¡No quiero ser madre! ¡Quiero salir de casa! Me confesó mi hija.
Mi hija se quedó embarazada con apenas quince años. Lo ocultó durante mucho tiempo. Mi marido y yo nos enteramos cuando ya estaba de cinco meses. Por supuesto, nunca consideramos la opción de abortar.
Jamás llegamos a saber quién era el padre de la criatura. Mi hija explicó que apenas estuvieron juntos tres meses y luego rompieron la relación. Ni siquiera recordaba con exactitud qué edad tenía él.
Quizás diecisiete, tal vez dieciocho o incluso diecinueve respondía, encogiéndose de hombros.
Mi marido y yo nos quedamos paralizados ante la noticia; sabíamos que algo así transformaría por completo nuestras vidas. Además, nuestra hija no paraba de decir que quería tener al bebé, que le hacía ilusión ser madre. Yo intuía que no comprendía realmente lo que significaba traer una vida al mundo.
Cuatro meses después nació un niño precioso, sano y fuerte, aunque el parto fue muy duro y ella tardó otros cuatro meses en recuperarse. Sin mi ayuda no habría podido con todo, así que dejé mi trabajo y me dediqué a cuidar de ella y de mi nieto.
Pero al poco tiempo, cuando recuperó las fuerzas, ya no quería ni acercarse al niño. Dormía toda la noche y durante el día no se ocupaba de él. Yo hacía todo lo posible: hablaba con ella, le rogaba, le explicaba e incluso llegué a gritar porque sentía que no me ayudaba nada. Hasta que un día, me dijo:
Veo que tú le quieres de verdad ¡Adóptalo tú! Yo seré como su hermana. No quiero ser madre, quiero salir con mis amigas, ir a las discotecas, divertirme.
Pensé que quizá sufría una depresión posparto, pero no era así. Simplemente no sentía ningún apego por su hijo.
Finalmente, decidimos tomar cartas en el asunto y junto a mi marido conseguimos la custodia de nuestro nieto.

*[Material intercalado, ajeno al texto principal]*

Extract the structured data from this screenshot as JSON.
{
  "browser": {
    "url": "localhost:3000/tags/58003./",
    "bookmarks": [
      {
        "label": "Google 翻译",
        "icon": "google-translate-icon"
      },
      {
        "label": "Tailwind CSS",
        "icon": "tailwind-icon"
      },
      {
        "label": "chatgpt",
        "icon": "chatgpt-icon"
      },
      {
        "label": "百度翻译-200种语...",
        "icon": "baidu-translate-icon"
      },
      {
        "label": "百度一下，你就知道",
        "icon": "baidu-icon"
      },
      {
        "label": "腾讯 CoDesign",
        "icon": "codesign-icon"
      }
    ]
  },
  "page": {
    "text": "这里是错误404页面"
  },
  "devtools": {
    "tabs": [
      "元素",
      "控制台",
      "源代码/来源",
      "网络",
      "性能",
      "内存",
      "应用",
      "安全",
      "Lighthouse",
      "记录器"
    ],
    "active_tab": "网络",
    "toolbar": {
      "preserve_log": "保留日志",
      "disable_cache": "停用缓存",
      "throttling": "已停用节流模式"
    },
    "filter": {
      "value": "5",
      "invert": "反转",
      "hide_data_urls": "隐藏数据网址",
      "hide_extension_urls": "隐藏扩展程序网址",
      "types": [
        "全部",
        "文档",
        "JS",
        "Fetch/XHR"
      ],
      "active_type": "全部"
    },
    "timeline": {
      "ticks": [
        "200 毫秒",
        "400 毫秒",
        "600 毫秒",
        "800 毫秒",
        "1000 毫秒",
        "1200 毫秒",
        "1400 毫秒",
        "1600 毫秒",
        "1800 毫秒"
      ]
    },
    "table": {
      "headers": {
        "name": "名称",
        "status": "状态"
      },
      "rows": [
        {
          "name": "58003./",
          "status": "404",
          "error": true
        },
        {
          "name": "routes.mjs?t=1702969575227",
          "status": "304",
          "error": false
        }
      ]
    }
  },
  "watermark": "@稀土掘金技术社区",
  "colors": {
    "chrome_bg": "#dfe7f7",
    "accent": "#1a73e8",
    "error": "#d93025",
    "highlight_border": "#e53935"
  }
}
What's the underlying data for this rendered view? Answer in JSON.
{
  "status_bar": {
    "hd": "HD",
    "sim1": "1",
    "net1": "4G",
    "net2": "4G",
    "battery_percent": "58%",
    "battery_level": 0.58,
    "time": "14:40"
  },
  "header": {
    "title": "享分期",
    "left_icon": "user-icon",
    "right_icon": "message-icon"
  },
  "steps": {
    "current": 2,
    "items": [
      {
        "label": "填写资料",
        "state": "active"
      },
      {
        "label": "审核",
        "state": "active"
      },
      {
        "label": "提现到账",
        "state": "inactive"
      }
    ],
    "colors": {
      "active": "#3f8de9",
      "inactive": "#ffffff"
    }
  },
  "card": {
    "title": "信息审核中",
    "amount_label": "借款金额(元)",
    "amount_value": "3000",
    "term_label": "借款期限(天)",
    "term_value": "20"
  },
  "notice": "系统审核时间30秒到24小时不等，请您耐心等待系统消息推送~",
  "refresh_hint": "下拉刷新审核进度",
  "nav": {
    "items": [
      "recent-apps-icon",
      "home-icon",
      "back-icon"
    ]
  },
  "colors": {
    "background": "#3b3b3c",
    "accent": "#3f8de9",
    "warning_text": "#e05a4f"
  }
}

Mi hija se volvió imprevisible. Ya no nos obedecía; salía por las noches y regresaba a casa de madrugada, desentendiéndose completamente del niño.
Así pasaron varios años. Ya pensábamos que nada cambiaría. Sin embargo, nuestro nieto crecía, se volvía cada vez más despierto, caminaba, hablaba y era siempre sonreído, lleno de alegría.
Se emocionaba muchísimo cuando mi hija volvía a casa: corría hacia ella, la abrazaba y le contaba mil cosas. Poco a poco, el corazón de mi hija empezó a transformarse; se convirtió en una madre maravillosa. Ahora dedica todo su tiempo libre a su hijo, no cesa de abrazarlo y llenarlo de besos. Muchas veces repite:
¡Qué feliz soy de tener un hijo! Es el tesoro más grande de mi vida. ¡No lo cambiaría por nada ni por nadie!
Ahora, tanto mi marido como yo sentimos una gran tranquilidad; por fin la armonía reina en nuestra familia.
Y de todo esto aprendí que el amor no siempre florece de inmediato, pero con paciencia y comprensión, a veces acaba llenando el corazón de las personas cuando menos se espera.